Charlotte Ian, twenty-two, left the suburban London flat she shared with four other young women at a quarter past six the morning of Thursday, January 10, 38 P.3. She hadn’t had time to do her hair the way she liked, but that was less important than being on time. Mr. Woodyard, the supervisor of guides at Stephen’s Tower (formerly St. Stephen’s Tower) had remarked in her most recent performance review that he expected her uniform to be “clean and crisp,” her hair “fashionable but done in a way that doesn’t draw attention to itself,” and “most important, that you never be one minute late again. I’m serious, Miss Ian. This is a plum position if I may say, and many wait eagerly in line behind you. You must be here, in place, and ready to go when the first tour is scheduled. I should also like to warn you not to let your plumpness get the better of you. We like a tidy image and your uniform should fit appropriately.”
Her uniform was only slightly askew, though embarrassingly tight—thus she toted a very light lunch, and while her hair was up in back like a prancing horse’s tail, Charlotte believed her top priority was reaching the tube early enough to make it to the tower in time to be ready. She had no doubt she had her lines down, and Mr. Woodyard had corroborated this. “You have a loud, clear, pleasant enough voice, and it’s plain you have well memorized the patter, though I must say it doesn’t sound rehearsed. I would like you to stay on, so please attend to these other areas, promptness being the major one.”
Charlotte arrived at the clock tower of the Houses of Parliament in the Palace of Westminster ten minutes before her day was to begin. Her first tour group consisted of twenty people. “How many Brits?” she asked, and about half raised their hands. “Americans?” Six more. “Others?” One couple was from France, another from Russia.
That told Charlotte that she would be giving statistics not only in metrics but also in feet, tons, and miles. As she led her charges through the structure, she began, “This tower was completed some hundred and ninety years ago in 1858. You may know that the original Palace of Westminster was nearly destroyed by fire twenty-four years prior. The tower stands ninety-six meters tall, and for you Americans, that calculates to three hundred sixteen feet.”
“Is it the clock or the bell that is called Big Ben?” the French woman said.
“Actually Big Ben is the name of the bell, the clock, and the tower. The name first referred to the bell, and tradition tells us it may have been named after Sir Benjamin Hall, London’s commissioner of works at the time the tower was constructed.“
Charlotte recited the weight of the clock, the diameter of the four faces, the lengths of the hands, the height of the numbers, and added, “The bell has been heard from as far away as fourteen kilometers, or nine miles.”
By her three o’clock tour, Charlotte had been through this seven times, and the hard-boiled egg and two ounces of chicken breast she’d scarfed at noon had long since worn off. She was breezing through her recital of facts while talking herself into an ice cream on the way home in two hours when Mr.
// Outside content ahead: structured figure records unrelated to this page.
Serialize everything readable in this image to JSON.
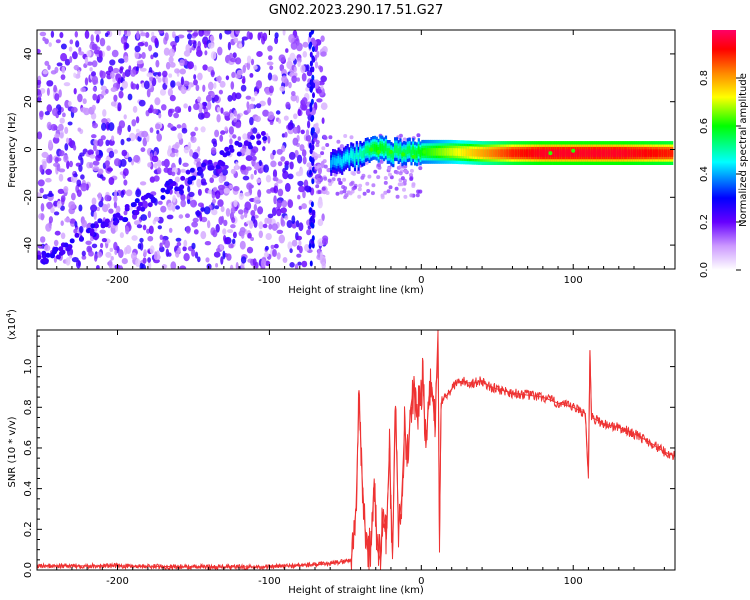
{
  "title": "GN02.2023.290.17.51.G27",
  "chart_data": [
    {
      "type": "heatmap",
      "name": "spectrogram",
      "xlabel": "Height of straight line (km)",
      "ylabel": "Frequency (Hz)",
      "xlim": [
        -253,
        167
      ],
      "ylim": [
        -50,
        50
      ],
      "xticks": [
        -200,
        -100,
        0,
        100
      ],
      "yticks": [
        -40,
        -20,
        0,
        20,
        40
      ],
      "colorbar": {
        "label": "Normalized spectral amplitude",
        "range": [
          0,
          1
        ],
        "ticks": [
          "0.0",
          "0.2",
          "0.4",
          "0.6",
          "0.8"
        ],
        "colors": [
          "#ffffff",
          "#cc99ff",
          "#6600ff",
          "#0000ff",
          "#00ffff",
          "#00ff00",
          "#ffff00",
          "#ff8800",
          "#ff0000",
          "#ff0066"
        ]
      },
      "signal_track": [
        {
          "x": -60,
          "y": -6,
          "amp": 0.35
        },
        {
          "x": -50,
          "y": -4,
          "amp": 0.4
        },
        {
          "x": -40,
          "y": -2,
          "amp": 0.45
        },
        {
          "x": -30,
          "y": 0,
          "amp": 0.55
        },
        {
          "x": -20,
          "y": -1,
          "amp": 0.5
        },
        {
          "x": -10,
          "y": -1,
          "amp": 0.5
        },
        {
          "x": 0,
          "y": -1,
          "amp": 0.55
        },
        {
          "x": 20,
          "y": -1,
          "amp": 0.65
        },
        {
          "x": 40,
          "y": -1.5,
          "amp": 0.75
        },
        {
          "x": 60,
          "y": -1.5,
          "amp": 0.85
        },
        {
          "x": 80,
          "y": -1.5,
          "amp": 0.9
        },
        {
          "x": 100,
          "y": -1.5,
          "amp": 0.9
        },
        {
          "x": 130,
          "y": -1.5,
          "amp": 0.9
        },
        {
          "x": 165,
          "y": -1.5,
          "amp": 0.85
        }
      ]
    },
    {
      "type": "line",
      "name": "snr",
      "xlabel": "Height of straight line (km)",
      "ylabel": "SNR (10 * v/v)",
      "y_multiplier": "(x10",
      "y_multiplier_exp": "4",
      "xlim": [
        -253,
        167
      ],
      "ylim": [
        0,
        1.18
      ],
      "xticks": [
        -200,
        -100,
        0,
        100
      ],
      "yticks": [
        "0.0",
        "0.2",
        "0.4",
        "0.6",
        "0.8",
        "1.0"
      ],
      "color": "#ee3333",
      "x": [
        -253,
        -200,
        -150,
        -100,
        -60,
        -46,
        -43,
        -41,
        -39,
        -37,
        -35,
        -33,
        -31,
        -29,
        -27,
        -25,
        -23,
        -21,
        -19,
        -17,
        -15,
        -13,
        -11,
        -9,
        -7,
        -5,
        -3,
        -1,
        1,
        3,
        5,
        7,
        9,
        11,
        12,
        13,
        15,
        17,
        19,
        21,
        23,
        25,
        27,
        30,
        35,
        40,
        45,
        50,
        60,
        70,
        80,
        90,
        100,
        105,
        108,
        110,
        111,
        112,
        115,
        120,
        130,
        140,
        150,
        160,
        167
      ],
      "y": [
        0.02,
        0.02,
        0.015,
        0.015,
        0.03,
        0.05,
        0.3,
        0.85,
        0.45,
        0.2,
        0.08,
        0.12,
        0.45,
        0.1,
        0.05,
        0.3,
        0.15,
        0.6,
        0.08,
        0.8,
        0.2,
        0.35,
        0.7,
        0.55,
        0.8,
        0.9,
        0.75,
        0.82,
        0.95,
        0.6,
        0.85,
        0.9,
        0.7,
        1.18,
        0.15,
        0.82,
        0.85,
        0.86,
        0.88,
        0.9,
        0.92,
        0.92,
        0.93,
        0.92,
        0.92,
        0.93,
        0.9,
        0.89,
        0.87,
        0.86,
        0.85,
        0.82,
        0.8,
        0.78,
        0.77,
        0.45,
        1.08,
        0.75,
        0.74,
        0.72,
        0.7,
        0.67,
        0.63,
        0.58,
        0.56
      ]
    }
  ]
}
Woodyard passed with a smile and a thumbs-up that made her day.
Twenty seconds later she and her tour group, plus four hundred and sixty-three people in the adjacent palace, two hundred and seventeen at street level, and dozens of others passing by, lay dead under rubble. Charlotte had coached her people on how to cover their ears completely when the more than ten-thousand-pound bell sounded the hour, but no one had been prepared for the much louder blast of the bomb that would eventually be traced to a newsstand on the ground floor.